The meek borrow, genius steal and in this way perhaps, AI is genius and also, creative.
A more quantitative measure of creativity is called the Alternative Uses Test that prompts humans or AI to generate multiple, original uses for five everyday objects (pants, ball, tire, fork, toothbrush).
This test is used frequently to measure human creativity and has good predictive validity. This chart shows how AI stacked up against humans.
Here are the take-aways:
- Green line: This is the top humans, the most creative per the AUT.
- Yellow line: The average for all humans
- Light blue line: This is yesterday’s AI, GPT 3 that is slightly above the average human
- Pink line: Today’s AI, GPT 4. Much better than yesterday’s AI and only slightly worse than the best humans.
Many jobs will be lost from AI, more will be enhanced with productivity and efficiency boosts.
Today’s version of AI is still a 3 yr old on a tiny bike with training wheels. The future is flying cars by comparison. And the future is moving at an exponential rate.
There is an upcoming book recounting the experience of a person who’s both a data scientist and endocrinologist. This doctor was given six months of pre-release, hand-on’s time with GPT-4 to trial it in medical use cases. Recognize, medical students and residents routinely do Google searches now.
Among the many findings;
- GPT-4 gave a correct genomic diagnosis for a condition that occurs in one in one million people
- GPT-4 was used to write pre-authorizations, discharge summaries to edit and approve, recommendations for a clinical trial and review care plans for patients
- And last but not least, this quote from the doctor, “I’ve thought it would be pretty darn difficult to see machines express empathy, but there are many interactions that suggest this is not only achievable but can even be used to coach clinicians to be more sensitive and empathic with their communication to patients.”

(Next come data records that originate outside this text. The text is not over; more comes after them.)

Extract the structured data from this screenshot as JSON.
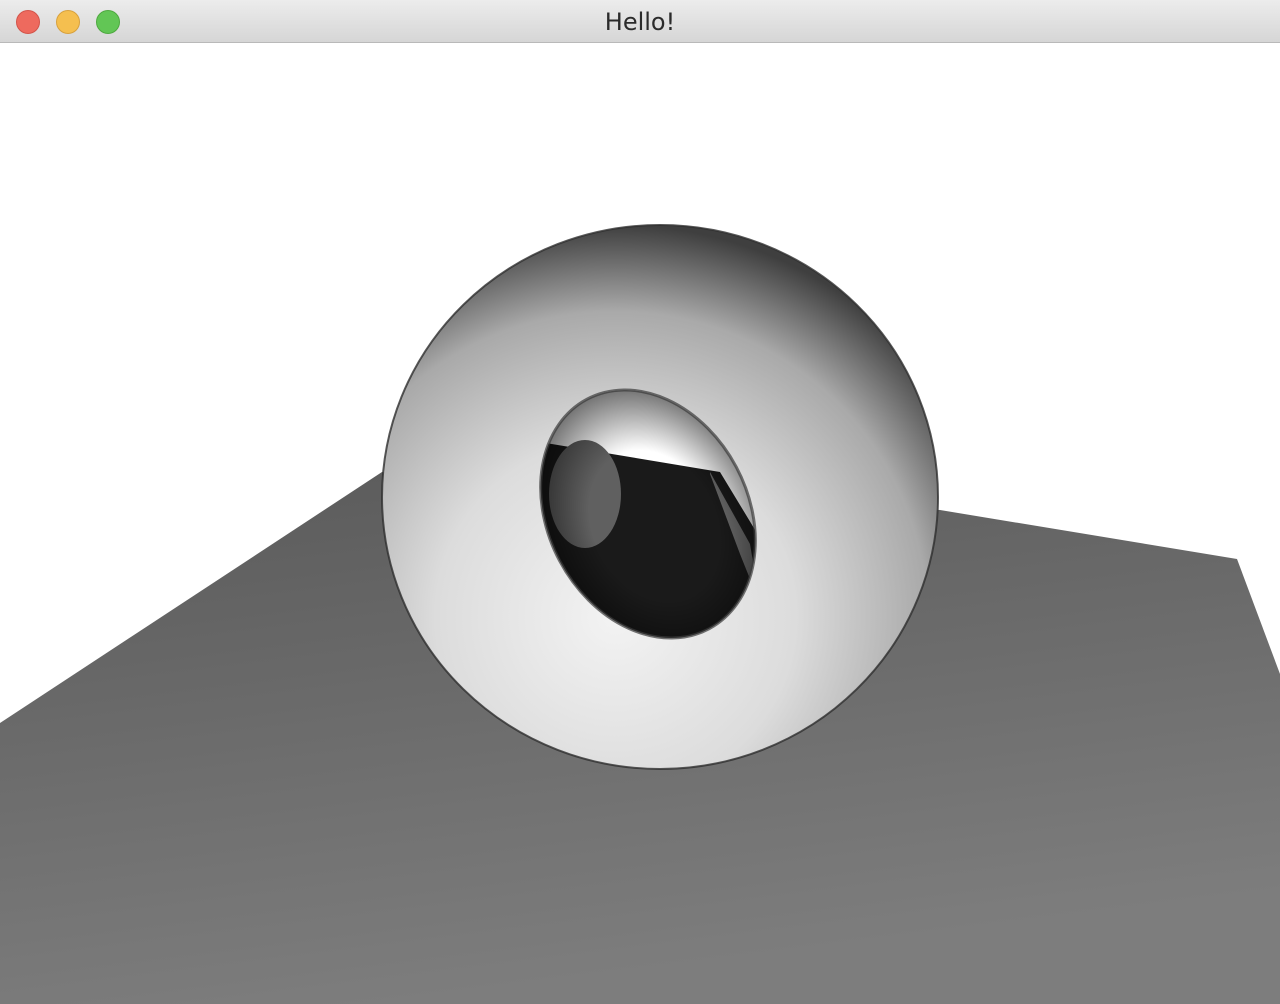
{
  "window": {
    "title": "Hello!"
  },
  "scene": {
    "background_color": "#ffffff",
    "floor_color": "#6a6a6a",
    "torus_highlight_color": "#f0f0f0",
    "torus_shadow_color": "#111111",
    "shadow_color": "#1a1a1a"
  }
}
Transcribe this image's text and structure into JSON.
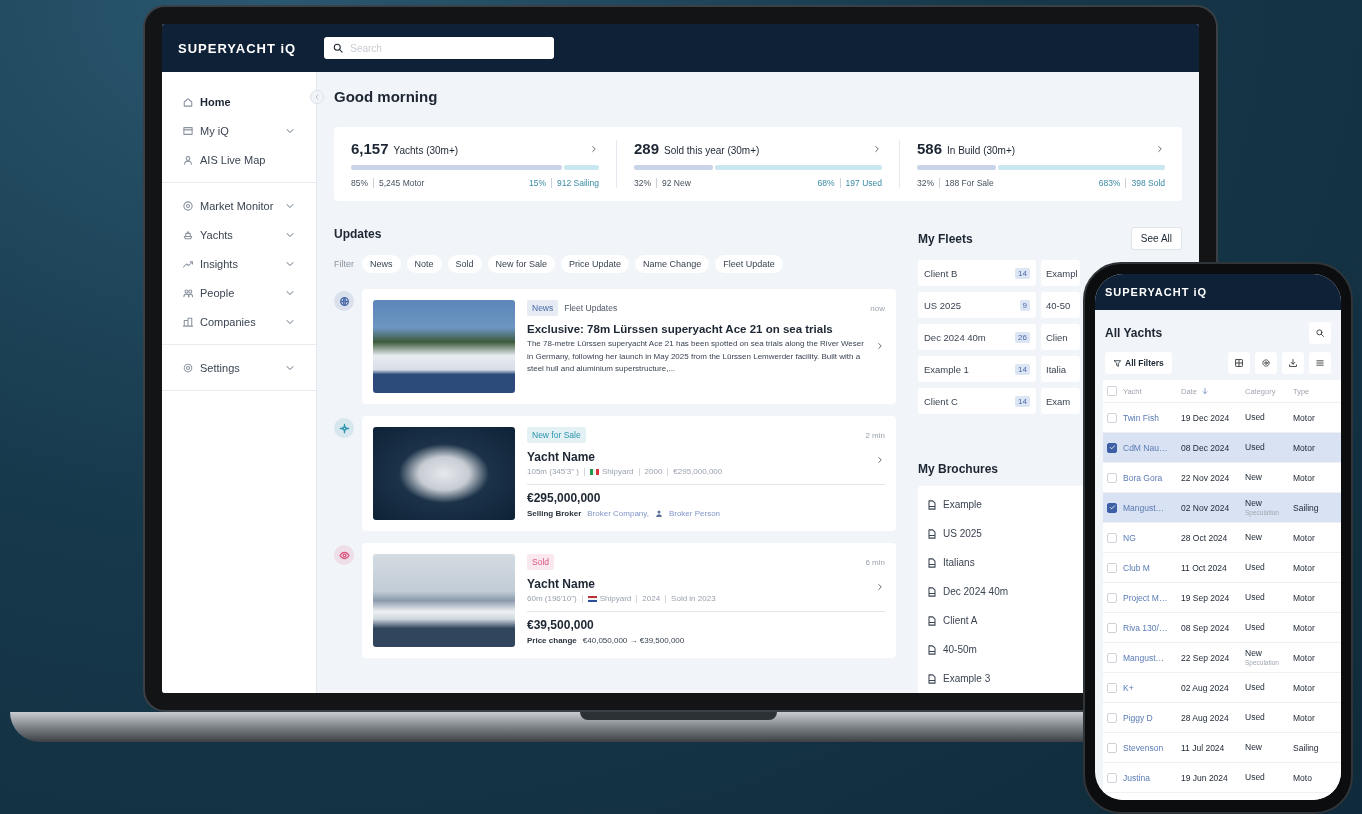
{
  "laptop": {
    "header": {
      "logo": "SUPERYACHT iQ",
      "search": {
        "placeholder": "Search"
      }
    },
    "sidebar": {
      "groups": [
        [
          {
            "label": "Home",
            "kind": "link",
            "selected": true
          },
          {
            "label": "My iQ",
            "kind": "menu",
            "selected": false
          },
          {
            "label": "AIS Live Map",
            "kind": "link",
            "selected": false
          }
        ],
        [
          {
            "label": "Market Monitor",
            "kind": "menu",
            "selected": false
          },
          {
            "label": "Yachts",
            "kind": "menu",
            "selected": false
          },
          {
            "label": "Insights",
            "kind": "menu",
            "selected": false
          },
          {
            "label": "People",
            "kind": "menu",
            "selected": false
          },
          {
            "label": "Companies",
            "kind": "menu",
            "selected": false
          }
        ],
        [
          {
            "label": "Settings",
            "kind": "menu",
            "selected": false
          }
        ]
      ]
    },
    "main": {
      "greeting": "Good morning",
      "stats": [
        {
          "value": "6,157",
          "label": "Yachts (30m+)",
          "level": 0.85,
          "left": {
            "percent": "85%",
            "count": "5,245 Motor"
          },
          "right": {
            "percent": "15%",
            "count": "912 Sailing"
          }
        },
        {
          "value": "289",
          "label": "Sold this year (30m+)",
          "level": 0.32,
          "left": {
            "percent": "32%",
            "count": "92 New"
          },
          "right": {
            "percent": "68%",
            "count": "197 Used"
          }
        },
        {
          "value": "586",
          "label": "In Build (30m+)",
          "level": 0.32,
          "left": {
            "percent": "32%",
            "count": "188 For Sale"
          },
          "right": {
            "percent": "683%",
            "count": "398 Sold"
          }
        }
      ],
      "updates": {
        "title": "Updates",
        "filter_label": "Filter",
        "filters": [
          "News",
          "Note",
          "Sold",
          "New for Sale",
          "Price Update",
          "Name Change",
          "Fleet Update"
        ],
        "feed": [
          {
            "kind": "news",
            "color": "#4a6aa8",
            "tag": "News",
            "secondary": "Fleet Updates",
            "time": "now",
            "title": "Exclusive: 78m Lürssen superyacht Ace 21 on sea trials",
            "body": "The 78-metre Lürssen superyacht Ace 21 has been spotted on sea trials along the River Weser in Germany, following her launch in May 2025 from the Lürssen Lemwerder facility. Built with a steel hull and aluminium superstructure,..."
          },
          {
            "kind": "listing",
            "color": "#2a93ad",
            "tag": "New for Sale",
            "time": "2 min",
            "title": "Yacht Name",
            "meta": [
              {
                "kind": "text",
                "text": "105m (345'3\" )"
              },
              {
                "kind": "shipyard",
                "text": "Shipyard"
              },
              {
                "kind": "text",
                "text": "2000"
              },
              {
                "kind": "text",
                "text": "€295,000,000"
              }
            ],
            "price": "€295,000,000",
            "details": [
              {
                "kind": "brokers",
                "label": "Selling Broker",
                "company": "Broker Company,",
                "person": "Broker Person"
              }
            ]
          },
          {
            "kind": "listing",
            "color": "#d9557f",
            "tag": "Sold",
            "time": "6 min",
            "title": "Yacht Name",
            "meta": [
              {
                "kind": "text",
                "text": "60m (196'10\")"
              },
              {
                "kind": "shipyard",
                "text": "Shipyard"
              },
              {
                "kind": "text",
                "text": "2024"
              },
              {
                "kind": "text",
                "text": "Sold in 2023"
              }
            ],
            "price": "€39,500,000",
            "details": [
              {
                "kind": "text",
                "label": "Price change",
                "text": "€40,050,000 → €39,500,000"
              }
            ]
          }
        ]
      },
      "fleets": {
        "title": "My Fleets",
        "button": "See All",
        "items": [
          {
            "name": "Client B",
            "count": "14"
          },
          {
            "name": "Exampl"
          },
          {
            "name": "US 2025",
            "count": "9"
          },
          {
            "name": "40-50"
          },
          {
            "name": "Dec 2024 40m",
            "count": "26"
          },
          {
            "name": "Clien"
          },
          {
            "name": "Example 1",
            "count": "14"
          },
          {
            "name": "Italia"
          },
          {
            "name": "Client C",
            "count": "14"
          },
          {
            "name": "Exam"
          }
        ]
      },
      "brochures": {
        "title": "My Brochures",
        "items": [
          "Example",
          "US 2025",
          "Italians",
          "Dec 2024 40m",
          "Client A",
          "40-50m",
          "Example 3"
        ]
      }
    }
  },
  "phone": {
    "logo": "SUPERYACHT iQ",
    "title": "All Yachts",
    "filters_button": "All Filters",
    "all_checked": false,
    "columns": [
      {
        "label": "Yacht",
        "sorted": false
      },
      {
        "label": "Date",
        "sorted": true
      },
      {
        "label": "Category",
        "sorted": false
      },
      {
        "label": "Type",
        "sorted": false
      }
    ],
    "rows": [
      {
        "name": "Twin Fish",
        "date": "19 Dec 2024",
        "category": "Used",
        "type": "Motor",
        "checked": false
      },
      {
        "name": "CdM Nau…",
        "date": "08 Dec 2024",
        "category": "Used",
        "type": "Motor",
        "checked": true
      },
      {
        "name": "Bora Gora",
        "date": "22 Nov 2024",
        "category": "New",
        "type": "Motor",
        "checked": false
      },
      {
        "name": "Mangust…",
        "date": "02 Nov 2024",
        "category": "New",
        "subcategory": "Speculation",
        "type": "Sailing",
        "checked": true
      },
      {
        "name": "NG",
        "date": "28 Oct 2024",
        "category": "New",
        "type": "Motor",
        "checked": false
      },
      {
        "name": "Club M",
        "date": "11 Oct 2024",
        "category": "Used",
        "type": "Motor",
        "checked": false
      },
      {
        "name": "Project M…",
        "date": "19 Sep 2024",
        "category": "Used",
        "type": "Motor",
        "checked": false
      },
      {
        "name": "Riva 130/…",
        "date": "08 Sep 2024",
        "category": "Used",
        "type": "Motor",
        "checked": false
      },
      {
        "name": "Mangust…",
        "date": "22 Sep 2024",
        "category": "New",
        "subcategory": "Speculation",
        "type": "Motor",
        "checked": false
      },
      {
        "name": "K+",
        "date": "02 Aug 2024",
        "category": "Used",
        "type": "Motor",
        "checked": false
      },
      {
        "name": "Piggy D",
        "date": "28 Aug 2024",
        "category": "Used",
        "type": "Motor",
        "checked": false
      },
      {
        "name": "Stevenson",
        "date": "11 Jul 2024",
        "category": "New",
        "type": "Sailing",
        "checked": false
      },
      {
        "name": "Justina",
        "date": "19 Jun 2024",
        "category": "Used",
        "type": "Moto",
        "checked": false
      }
    ]
  }
}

Empathy? Creativity? If it walks like a duck and quacks like a duck…And remember this is a tiny bike with training wheels and GPT-4 wasn’t trained for the medical domain.
The training bit brings me to a final point for now but one we’ll continue to expound on; you have to train AI on your use case. The seemingly endless recommendations and Top 10 lists of prompts to give GPT to achieve X, Y or Z are a distraction, at best.
It’s like giving me instructions on how to cook instead of a step-by-step recipe to make beef wellington. The former will never get me there.
Same for asking GPT to write for you. It needs to be trained on your style to start matching it.